I have known many superior athletes, including marathon runners, that got beat up both mentally and physically attempting to climb Mount Washington.

One of the most important things I have learned about hiking is the balance aspect. You always seem to have one foot on a high rock and another foot below on a tangled root. This idea of having one leg much higher than the other on various terrain is very difficult for many people.

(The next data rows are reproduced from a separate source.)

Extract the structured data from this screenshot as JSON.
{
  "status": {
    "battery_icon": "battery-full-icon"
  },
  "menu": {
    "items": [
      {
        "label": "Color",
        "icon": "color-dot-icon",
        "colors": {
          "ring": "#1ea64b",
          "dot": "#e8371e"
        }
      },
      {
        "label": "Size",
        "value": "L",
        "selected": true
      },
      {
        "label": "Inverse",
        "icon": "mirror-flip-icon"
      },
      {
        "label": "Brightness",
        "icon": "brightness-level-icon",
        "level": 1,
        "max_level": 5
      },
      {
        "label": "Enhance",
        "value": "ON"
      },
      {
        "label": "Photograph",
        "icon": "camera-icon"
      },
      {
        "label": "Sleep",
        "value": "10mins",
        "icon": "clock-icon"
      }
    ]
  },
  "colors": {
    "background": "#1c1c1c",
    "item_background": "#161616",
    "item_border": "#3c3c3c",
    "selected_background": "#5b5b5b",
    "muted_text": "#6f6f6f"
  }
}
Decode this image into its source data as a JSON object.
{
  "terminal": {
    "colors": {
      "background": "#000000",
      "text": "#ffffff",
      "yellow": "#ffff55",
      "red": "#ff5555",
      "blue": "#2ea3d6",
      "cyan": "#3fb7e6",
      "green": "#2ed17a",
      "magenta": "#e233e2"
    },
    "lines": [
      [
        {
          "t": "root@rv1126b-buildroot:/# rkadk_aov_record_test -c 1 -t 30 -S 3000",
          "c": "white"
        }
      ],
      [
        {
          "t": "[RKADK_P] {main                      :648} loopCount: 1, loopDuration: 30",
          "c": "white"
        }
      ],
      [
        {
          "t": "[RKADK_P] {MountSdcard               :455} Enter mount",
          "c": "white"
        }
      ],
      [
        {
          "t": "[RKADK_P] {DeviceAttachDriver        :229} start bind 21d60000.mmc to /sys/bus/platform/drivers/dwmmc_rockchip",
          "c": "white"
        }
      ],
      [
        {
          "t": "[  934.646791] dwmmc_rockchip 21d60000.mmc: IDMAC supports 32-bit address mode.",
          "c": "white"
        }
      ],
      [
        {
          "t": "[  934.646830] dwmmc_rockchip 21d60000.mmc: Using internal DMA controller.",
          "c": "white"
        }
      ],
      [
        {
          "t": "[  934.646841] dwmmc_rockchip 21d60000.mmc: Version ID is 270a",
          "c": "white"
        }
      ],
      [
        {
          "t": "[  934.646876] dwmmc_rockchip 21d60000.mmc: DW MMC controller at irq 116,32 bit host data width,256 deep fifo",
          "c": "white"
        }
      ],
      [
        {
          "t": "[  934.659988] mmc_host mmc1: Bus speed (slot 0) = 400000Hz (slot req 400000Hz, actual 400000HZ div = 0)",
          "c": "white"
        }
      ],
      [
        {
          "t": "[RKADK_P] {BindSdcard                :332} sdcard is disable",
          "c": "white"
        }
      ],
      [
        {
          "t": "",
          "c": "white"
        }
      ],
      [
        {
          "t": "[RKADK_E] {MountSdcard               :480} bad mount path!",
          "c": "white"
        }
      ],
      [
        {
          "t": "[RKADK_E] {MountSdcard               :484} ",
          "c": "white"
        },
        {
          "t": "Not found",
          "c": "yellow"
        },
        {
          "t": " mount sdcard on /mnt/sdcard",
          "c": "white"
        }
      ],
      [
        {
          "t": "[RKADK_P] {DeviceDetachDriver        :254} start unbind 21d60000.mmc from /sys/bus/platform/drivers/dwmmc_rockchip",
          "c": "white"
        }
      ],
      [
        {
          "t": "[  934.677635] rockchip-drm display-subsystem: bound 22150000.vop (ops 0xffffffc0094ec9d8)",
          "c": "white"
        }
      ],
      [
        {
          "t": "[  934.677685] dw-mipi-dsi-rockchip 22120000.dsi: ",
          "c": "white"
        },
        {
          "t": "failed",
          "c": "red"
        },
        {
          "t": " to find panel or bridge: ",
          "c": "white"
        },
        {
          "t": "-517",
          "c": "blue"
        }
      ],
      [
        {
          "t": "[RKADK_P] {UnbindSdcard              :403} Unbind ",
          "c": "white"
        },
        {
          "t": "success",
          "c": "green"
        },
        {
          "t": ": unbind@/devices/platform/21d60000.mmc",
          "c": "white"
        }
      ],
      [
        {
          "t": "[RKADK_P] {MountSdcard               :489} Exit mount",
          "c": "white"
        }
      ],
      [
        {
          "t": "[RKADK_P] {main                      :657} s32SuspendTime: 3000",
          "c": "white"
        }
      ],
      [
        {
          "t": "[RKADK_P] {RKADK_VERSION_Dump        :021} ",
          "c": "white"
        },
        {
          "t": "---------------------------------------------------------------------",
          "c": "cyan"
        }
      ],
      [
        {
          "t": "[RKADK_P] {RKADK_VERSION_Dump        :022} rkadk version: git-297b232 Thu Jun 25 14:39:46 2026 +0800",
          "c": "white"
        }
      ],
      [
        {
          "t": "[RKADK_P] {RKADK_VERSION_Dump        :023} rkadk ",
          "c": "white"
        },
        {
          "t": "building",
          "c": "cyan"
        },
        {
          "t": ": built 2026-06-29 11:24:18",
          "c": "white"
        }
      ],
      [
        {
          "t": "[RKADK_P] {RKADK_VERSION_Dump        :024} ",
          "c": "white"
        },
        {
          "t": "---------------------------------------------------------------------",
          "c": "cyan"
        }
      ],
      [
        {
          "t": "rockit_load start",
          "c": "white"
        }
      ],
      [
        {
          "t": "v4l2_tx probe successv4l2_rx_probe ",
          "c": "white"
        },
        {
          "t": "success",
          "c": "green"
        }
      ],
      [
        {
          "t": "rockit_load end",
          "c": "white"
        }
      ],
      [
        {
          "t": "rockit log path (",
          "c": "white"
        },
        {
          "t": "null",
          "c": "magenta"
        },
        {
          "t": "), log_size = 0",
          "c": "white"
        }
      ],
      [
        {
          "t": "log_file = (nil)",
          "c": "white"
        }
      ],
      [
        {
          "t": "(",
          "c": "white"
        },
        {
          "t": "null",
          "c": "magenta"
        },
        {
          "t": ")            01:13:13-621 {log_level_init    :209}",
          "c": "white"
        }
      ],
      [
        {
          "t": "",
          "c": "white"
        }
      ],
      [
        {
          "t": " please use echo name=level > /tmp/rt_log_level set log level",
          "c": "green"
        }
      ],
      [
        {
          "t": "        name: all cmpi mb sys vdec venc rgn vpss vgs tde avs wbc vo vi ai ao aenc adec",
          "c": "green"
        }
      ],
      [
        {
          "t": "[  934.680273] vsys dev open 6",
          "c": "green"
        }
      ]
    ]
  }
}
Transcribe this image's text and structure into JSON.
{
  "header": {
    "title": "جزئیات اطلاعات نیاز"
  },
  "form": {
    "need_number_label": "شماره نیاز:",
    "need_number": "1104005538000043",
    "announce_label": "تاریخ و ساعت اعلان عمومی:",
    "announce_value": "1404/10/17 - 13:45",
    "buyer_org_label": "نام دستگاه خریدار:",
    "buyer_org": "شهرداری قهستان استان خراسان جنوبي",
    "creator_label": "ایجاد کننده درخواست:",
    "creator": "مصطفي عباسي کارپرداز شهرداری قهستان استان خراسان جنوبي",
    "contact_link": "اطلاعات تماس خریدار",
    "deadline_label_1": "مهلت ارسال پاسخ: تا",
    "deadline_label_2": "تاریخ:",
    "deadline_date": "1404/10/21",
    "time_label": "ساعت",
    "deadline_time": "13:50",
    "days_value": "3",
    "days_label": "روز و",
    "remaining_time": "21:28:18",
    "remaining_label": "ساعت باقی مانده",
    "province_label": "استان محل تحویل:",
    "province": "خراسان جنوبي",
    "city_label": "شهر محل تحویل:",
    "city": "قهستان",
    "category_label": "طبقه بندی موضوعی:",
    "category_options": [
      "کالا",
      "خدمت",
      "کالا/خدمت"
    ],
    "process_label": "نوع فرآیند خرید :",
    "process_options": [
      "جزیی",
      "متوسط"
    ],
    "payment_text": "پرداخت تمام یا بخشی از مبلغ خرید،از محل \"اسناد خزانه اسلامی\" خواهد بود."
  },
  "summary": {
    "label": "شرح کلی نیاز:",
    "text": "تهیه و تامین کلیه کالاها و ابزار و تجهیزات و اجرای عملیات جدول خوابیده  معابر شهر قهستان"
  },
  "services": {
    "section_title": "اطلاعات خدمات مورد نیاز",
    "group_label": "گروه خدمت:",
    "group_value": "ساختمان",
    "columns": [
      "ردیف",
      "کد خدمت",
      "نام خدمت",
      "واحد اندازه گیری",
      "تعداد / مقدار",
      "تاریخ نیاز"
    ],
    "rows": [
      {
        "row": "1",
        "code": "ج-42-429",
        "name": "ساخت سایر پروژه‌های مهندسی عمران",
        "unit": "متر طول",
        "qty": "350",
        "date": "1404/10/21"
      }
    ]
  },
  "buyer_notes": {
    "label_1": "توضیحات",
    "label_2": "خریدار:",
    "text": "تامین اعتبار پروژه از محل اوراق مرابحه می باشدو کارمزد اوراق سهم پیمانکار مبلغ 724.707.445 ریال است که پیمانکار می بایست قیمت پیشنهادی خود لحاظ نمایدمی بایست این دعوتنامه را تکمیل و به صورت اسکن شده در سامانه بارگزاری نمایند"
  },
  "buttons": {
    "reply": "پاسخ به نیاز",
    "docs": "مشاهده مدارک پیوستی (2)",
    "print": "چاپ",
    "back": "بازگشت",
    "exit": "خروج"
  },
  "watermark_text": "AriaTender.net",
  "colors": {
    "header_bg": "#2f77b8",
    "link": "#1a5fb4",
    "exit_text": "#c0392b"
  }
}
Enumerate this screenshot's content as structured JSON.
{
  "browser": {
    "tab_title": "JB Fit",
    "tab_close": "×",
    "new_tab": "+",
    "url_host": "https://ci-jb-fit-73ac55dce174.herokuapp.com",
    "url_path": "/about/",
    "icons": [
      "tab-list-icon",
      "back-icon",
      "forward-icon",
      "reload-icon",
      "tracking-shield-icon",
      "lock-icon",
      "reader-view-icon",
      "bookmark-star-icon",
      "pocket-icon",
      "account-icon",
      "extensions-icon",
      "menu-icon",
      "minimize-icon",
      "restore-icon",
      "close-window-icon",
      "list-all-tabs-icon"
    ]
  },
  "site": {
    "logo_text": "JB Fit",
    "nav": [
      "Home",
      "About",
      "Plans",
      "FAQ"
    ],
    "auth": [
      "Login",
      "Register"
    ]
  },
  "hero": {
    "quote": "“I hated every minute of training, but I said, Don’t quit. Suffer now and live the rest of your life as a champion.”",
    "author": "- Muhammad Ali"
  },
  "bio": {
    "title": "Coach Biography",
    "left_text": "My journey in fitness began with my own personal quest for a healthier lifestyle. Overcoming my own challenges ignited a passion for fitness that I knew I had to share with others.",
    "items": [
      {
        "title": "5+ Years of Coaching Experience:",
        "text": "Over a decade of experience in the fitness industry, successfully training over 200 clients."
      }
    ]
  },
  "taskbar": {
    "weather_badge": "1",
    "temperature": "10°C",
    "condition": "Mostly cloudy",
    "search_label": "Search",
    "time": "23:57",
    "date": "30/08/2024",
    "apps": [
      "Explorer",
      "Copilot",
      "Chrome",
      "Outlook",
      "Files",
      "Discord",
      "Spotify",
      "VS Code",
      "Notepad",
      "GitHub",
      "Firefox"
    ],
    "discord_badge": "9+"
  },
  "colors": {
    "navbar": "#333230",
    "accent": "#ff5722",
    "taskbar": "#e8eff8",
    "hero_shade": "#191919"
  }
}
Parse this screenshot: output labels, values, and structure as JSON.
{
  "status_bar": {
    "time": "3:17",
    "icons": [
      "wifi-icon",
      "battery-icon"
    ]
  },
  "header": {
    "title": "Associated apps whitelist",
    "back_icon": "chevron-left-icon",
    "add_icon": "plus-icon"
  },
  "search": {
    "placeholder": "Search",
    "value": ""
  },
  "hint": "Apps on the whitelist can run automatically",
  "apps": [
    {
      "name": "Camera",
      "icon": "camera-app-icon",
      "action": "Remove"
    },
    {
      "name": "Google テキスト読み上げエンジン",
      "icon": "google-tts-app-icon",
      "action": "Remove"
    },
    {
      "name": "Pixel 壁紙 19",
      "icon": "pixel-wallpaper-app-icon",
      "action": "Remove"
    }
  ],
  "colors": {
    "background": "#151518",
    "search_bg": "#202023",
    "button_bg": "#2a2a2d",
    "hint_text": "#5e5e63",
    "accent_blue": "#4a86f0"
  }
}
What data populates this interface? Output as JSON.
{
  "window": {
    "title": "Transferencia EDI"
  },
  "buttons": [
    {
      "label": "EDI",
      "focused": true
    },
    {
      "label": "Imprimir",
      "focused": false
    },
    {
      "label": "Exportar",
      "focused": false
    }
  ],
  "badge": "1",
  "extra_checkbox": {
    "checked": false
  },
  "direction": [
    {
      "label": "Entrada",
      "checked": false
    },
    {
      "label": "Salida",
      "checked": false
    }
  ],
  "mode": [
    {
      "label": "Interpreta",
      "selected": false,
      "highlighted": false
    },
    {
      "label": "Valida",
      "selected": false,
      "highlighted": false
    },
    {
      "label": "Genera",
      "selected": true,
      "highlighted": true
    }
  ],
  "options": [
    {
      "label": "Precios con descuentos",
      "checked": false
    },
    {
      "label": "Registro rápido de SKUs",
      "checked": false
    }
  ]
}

The other thing I have learned though hiking is that most of it is in your head.

There are so many things to overcome:

vertical feet
length of hike
weather
who you are with
weight of your pack
enough water
terrain
how you feel

These things I have picked up from my Dad, who is 83 and still climbing.

The balance of a hiker and what they are thinking during the hike are crucial to a pleasant experience.

Good luck and see you on the trail!

Brad
02-28-2009, 05:02 PM
Stets,

What you described is "tough on the knees" going up. You are going up irregular stairs for 4 hours. Some steps are very small vertical rise. Others are 2 feet or more. Some are just toe holds or less. Some move. So there is tension throughout your body in a different sort of way.

Coming down slams the hips - and knees - and legs - and other unheard from before parts of your body. The two directions are very different. Up is lifting and aerobic. Down needs to be a smooth flow instead of individual steps.